Product details

om115 / Volume 7
Antonio Caldara (1670–1736)
Motetti a due o tre voci, op. 4 (Bologna 1715)
for two and three vocal parts and Bc
Edited by Annegret Rosenmüller
om115
Editions*

Antonio Caldara (ca. 1670–1736) did not count among the capellmeisters and church composers employed by the Saxon-Polish court. Yet some of his works were widely disseminated during his lifetime and after his death. A number of his compositions found their way to the Saxon-Polish court at Dresden, probably deriving from manuscript sources originating in Prague. The Motetti a due o tre voci op. 4, on the other hand, were printed in 1715 in Bologna and – like numerous other works by Italian composers published in that city – at some point were acquired directly by the court; some of them were subsequently incorporated in the repertoire of the Hofkirche.

Caldara’s career reflects in a remarkable way the situation of highly qualified, professionally successful Italian musicians of his generation. Born in Venice, the son of a violinist and theorbo-player at the basilica of San Marco was trained as a choir boy there and from 1688 was employed as a singer and instrumentalist. One year later he wrote his first opera, L’Argene, and in 1693 his Suonate a 3 op. 1 appeared in print. Soon there were other compositions that drew considerable attention, and in 1699 he secured the position of capellmeister at the court of Duke Carlo Ferdinando in Mantua. When in the following year the War of the Spanish Succession broke out, his situation at the Gonzaga court became unstable, however. Carlo Ferdinando sided with France and after the military successes of the imperial troops lost his territories to the Habsburgs in 1707. When the ducal household was dissolved, Caldara went to Rome, where in 1709 he was employed by the Marchese Francesco Ruspoli (1672–1731) as capellmeister and soon also established contacts with the Spanish king, Carlos III, who resided in Barcelona at the time. When his brother, Joseph I, died at an early age, Carlos succeeded him to the throne in 1711 as Emperor Charles VI, and Caldara traveled to Vienna several times, before he eventually became vice capellmeister there. He had finally secured a position which guaranteed him comparative independence from political and military vicissitudes. He soon became Charles VI’s favorite composer and in the remaining twenty years of his life frequently provided compositions for the numerous representative occasions at the imperial court.
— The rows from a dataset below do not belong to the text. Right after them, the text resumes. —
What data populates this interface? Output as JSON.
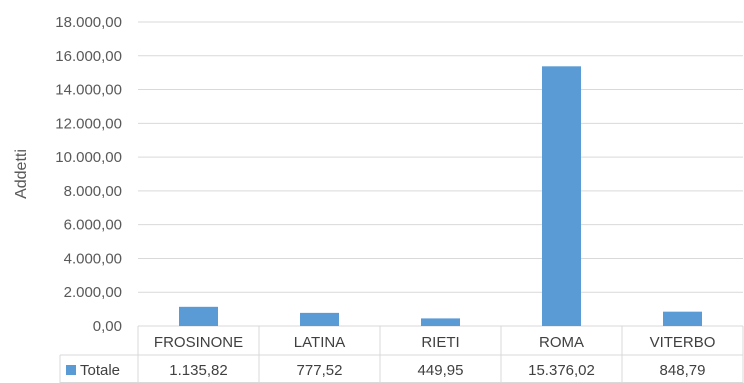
{
  "chart_data": {
    "type": "bar",
    "categories": [
      "FROSINONE",
      "LATINA",
      "RIETI",
      "ROMA",
      "VITERBO"
    ],
    "series": [
      {
        "name": "Totale",
        "values": [
          1135.82,
          777.52,
          449.95,
          15376.02,
          848.79
        ]
      }
    ],
    "value_labels": [
      "1.135,82",
      "777,52",
      "449,95",
      "15.376,02",
      "848,79"
    ],
    "ylabel": "Addetti",
    "xlabel": "",
    "ylim": [
      0,
      18000
    ],
    "y_ticks": [
      0,
      2000,
      4000,
      6000,
      8000,
      10000,
      12000,
      14000,
      16000,
      18000
    ],
    "y_tick_labels": [
      "0,00",
      "2.000,00",
      "4.000,00",
      "6.000,00",
      "8.000,00",
      "10.000,00",
      "12.000,00",
      "14.000,00",
      "16.000,00",
      "18.000,00"
    ],
    "grid": true,
    "data_table": true,
    "legend_position": "data-table",
    "colors": {
      "bar": "#5b9bd5",
      "grid": "#d9d9d9",
      "text": "#595959"
    }
  }
}
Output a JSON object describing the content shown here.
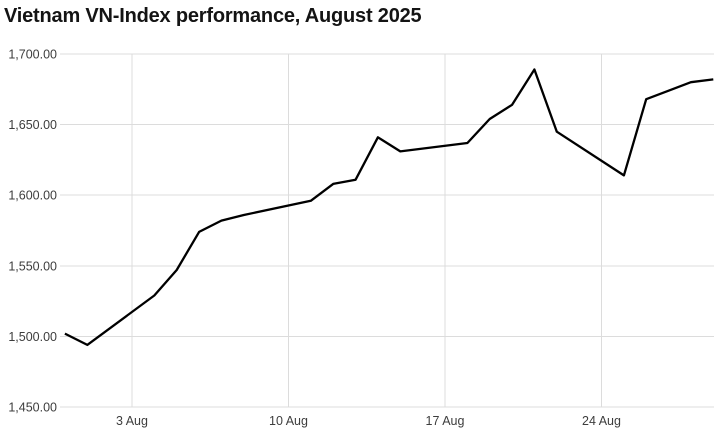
{
  "title": "Vietnam VN-Index performance, August 2025",
  "chart_data": {
    "type": "line",
    "title": "Vietnam VN-Index performance, August 2025",
    "xlabel": "",
    "ylabel": "",
    "legend": "none",
    "grid": "on",
    "x_axis": {
      "kind": "date",
      "range_start": "2025-07-31",
      "range_end": "2025-08-29",
      "ticks": [
        {
          "label": "3 Aug",
          "date": "2025-08-03"
        },
        {
          "label": "10 Aug",
          "date": "2025-08-10"
        },
        {
          "label": "17 Aug",
          "date": "2025-08-17"
        },
        {
          "label": "24 Aug",
          "date": "2025-08-24"
        }
      ]
    },
    "y_axis": {
      "min": 1450,
      "max": 1700,
      "tick_step": 50,
      "ticks": [
        {
          "label": "1,700.00",
          "value": 1700
        },
        {
          "label": "1,650.00",
          "value": 1650
        },
        {
          "label": "1,600.00",
          "value": 1600
        },
        {
          "label": "1,550.00",
          "value": 1550
        },
        {
          "label": "1,500.00",
          "value": 1500
        },
        {
          "label": "1,450.00",
          "value": 1450
        }
      ]
    },
    "series": [
      {
        "name": "VN-Index",
        "points": [
          {
            "date": "2025-07-31",
            "value": 1502
          },
          {
            "date": "2025-08-01",
            "value": 1494
          },
          {
            "date": "2025-08-04",
            "value": 1529
          },
          {
            "date": "2025-08-05",
            "value": 1547
          },
          {
            "date": "2025-08-06",
            "value": 1574
          },
          {
            "date": "2025-08-07",
            "value": 1582
          },
          {
            "date": "2025-08-08",
            "value": 1586
          },
          {
            "date": "2025-08-11",
            "value": 1596
          },
          {
            "date": "2025-08-12",
            "value": 1608
          },
          {
            "date": "2025-08-13",
            "value": 1611
          },
          {
            "date": "2025-08-14",
            "value": 1641
          },
          {
            "date": "2025-08-15",
            "value": 1631
          },
          {
            "date": "2025-08-18",
            "value": 1637
          },
          {
            "date": "2025-08-19",
            "value": 1654
          },
          {
            "date": "2025-08-20",
            "value": 1664
          },
          {
            "date": "2025-08-21",
            "value": 1689
          },
          {
            "date": "2025-08-22",
            "value": 1645
          },
          {
            "date": "2025-08-25",
            "value": 1614
          },
          {
            "date": "2025-08-26",
            "value": 1668
          },
          {
            "date": "2025-08-27",
            "value": 1674
          },
          {
            "date": "2025-08-28",
            "value": 1680
          },
          {
            "date": "2025-08-29",
            "value": 1682
          }
        ]
      }
    ],
    "styles": {
      "line_color": "#000000",
      "grid_color": "#dcdcdc",
      "tick_label_color": "#3d3d3d",
      "title_color": "#141414",
      "background": "#ffffff"
    }
  }
}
The Motetti a due o tre voci op. 4 were written already at the end of Caldara’s Roman period, however. Even though the composer was employed by Marchese Ruspoli, they are dedicated to Pietro Cardinal Ottoboni (1667–1740), who for several decades was renowned as a patron commissioning numerous compositions. With the exception of Transfige, dulcissime Jesu, which follows a well-known Oratio Sancti Bonaventura, all the texts of the motets are based on the Vulgata or the Breviarum Romanum and thus accord with the Roman code of practice of the time, which permitted neo-Latin verses only in exceptional cases or privately organized ceremonies. The scoring and musical structure – but also the traditional printing with movable types, which at the time was already on the decline – emphasize the retrospective character of this collection.